Carcare. Preoccupazioni del territorio valbormidese per la prospettata chiusura della sede Inail di Carcare prevista per la fine del mese di settembre, nell’ambito dei tagli alla pubblica amministrazione stabiliti dal provvedimento della spending review. L’Inail di Carcare svolge circa 1.000 pratiche all’anno, contro le 3.000 come parametro fissato dal decreto per mantenere in vita le sedi distaccate.
La difficile situazione per l’Inail carcarese è stata al centro di una conferenza stampa che si è svolta questa mattina, con l’Rsu ed amministratori locali, per vedere assieme possibili soluzioni. La questione verrà portata all’attenzione del Prefetto, con la richiesta di un tavolo ad hoc: inoltre, nell’ottica del risparmio, è stata proposta la realizzazione di un centro unificato valbormidese che possa ospitare Inail, Inpdap ed Inps, in modo tale che il territorio non perda un altro servizio considerato fondamentale per un’area industriale come quella della Val Bormida; il centro Inail più vicino diventerebbe infatti Savona, troppo distante per i molti lavoratori del comprensorio.

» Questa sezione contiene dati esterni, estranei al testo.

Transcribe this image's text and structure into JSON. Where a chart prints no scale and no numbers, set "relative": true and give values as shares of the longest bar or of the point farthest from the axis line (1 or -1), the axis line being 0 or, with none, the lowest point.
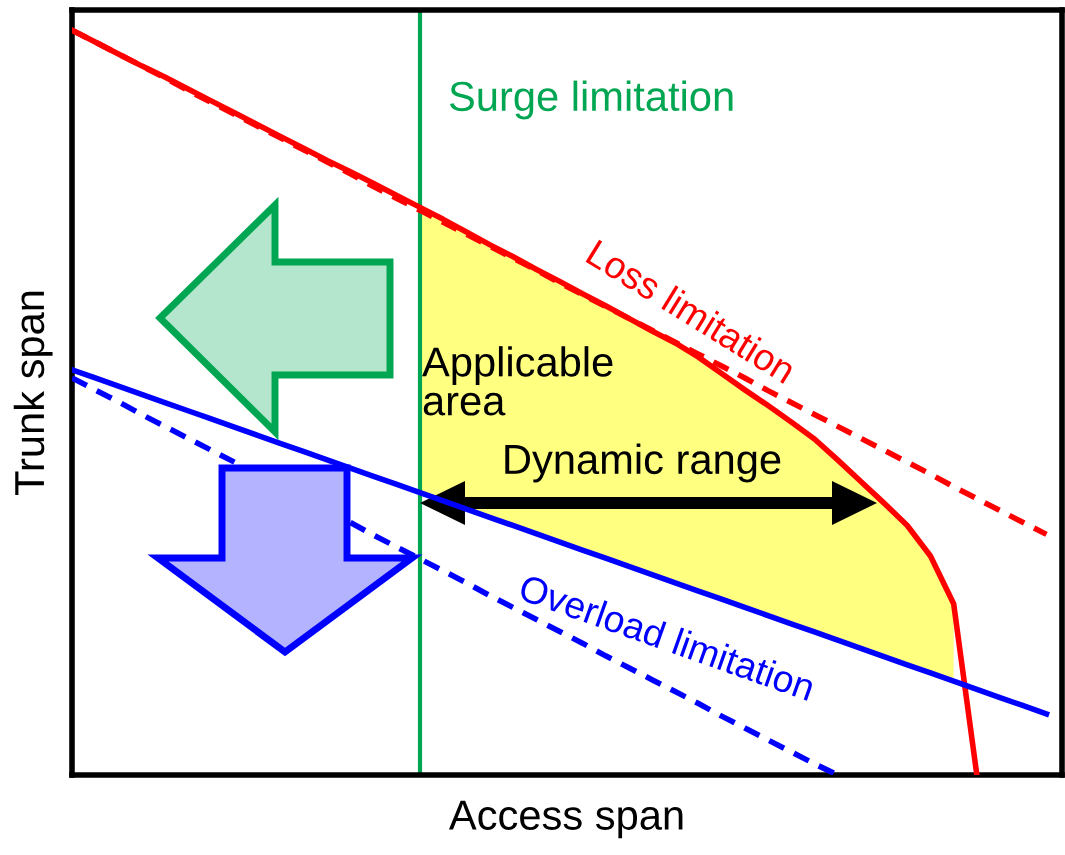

“A Carcare per la conferenza stampa sulla prospettata chiusura della sede Inail di Carcare. Sempre meno servizi in Valbormida” ha scritto questa mattina su Twitter il sindaco di Cairo Fulvio Briano. Presente anche il consigliere regionale dell’Idv e presidente della commissione regionale della sanità Stefano Quaini: “Siamo di fronte ad un quadro di tagli senza precedenti, con una perditi di servizi davvero preoccupante. Ritengo che non si possa penalizzare ancora questo territorio”.
“La situazione prospettata per l’Inail di Carcare è allarmante ed è solo l’ultima di una lunga serie…Porterò al prefetto le istanze manifestate dal territorio con l’obiettivo che un tavolo di confronto con Rsu Inail, Unione Industriali, enti locali e amministratori del territorio, possa trovare una prospettiva idonea per mantenere un servizio importante per la vallata” conclude Quaini.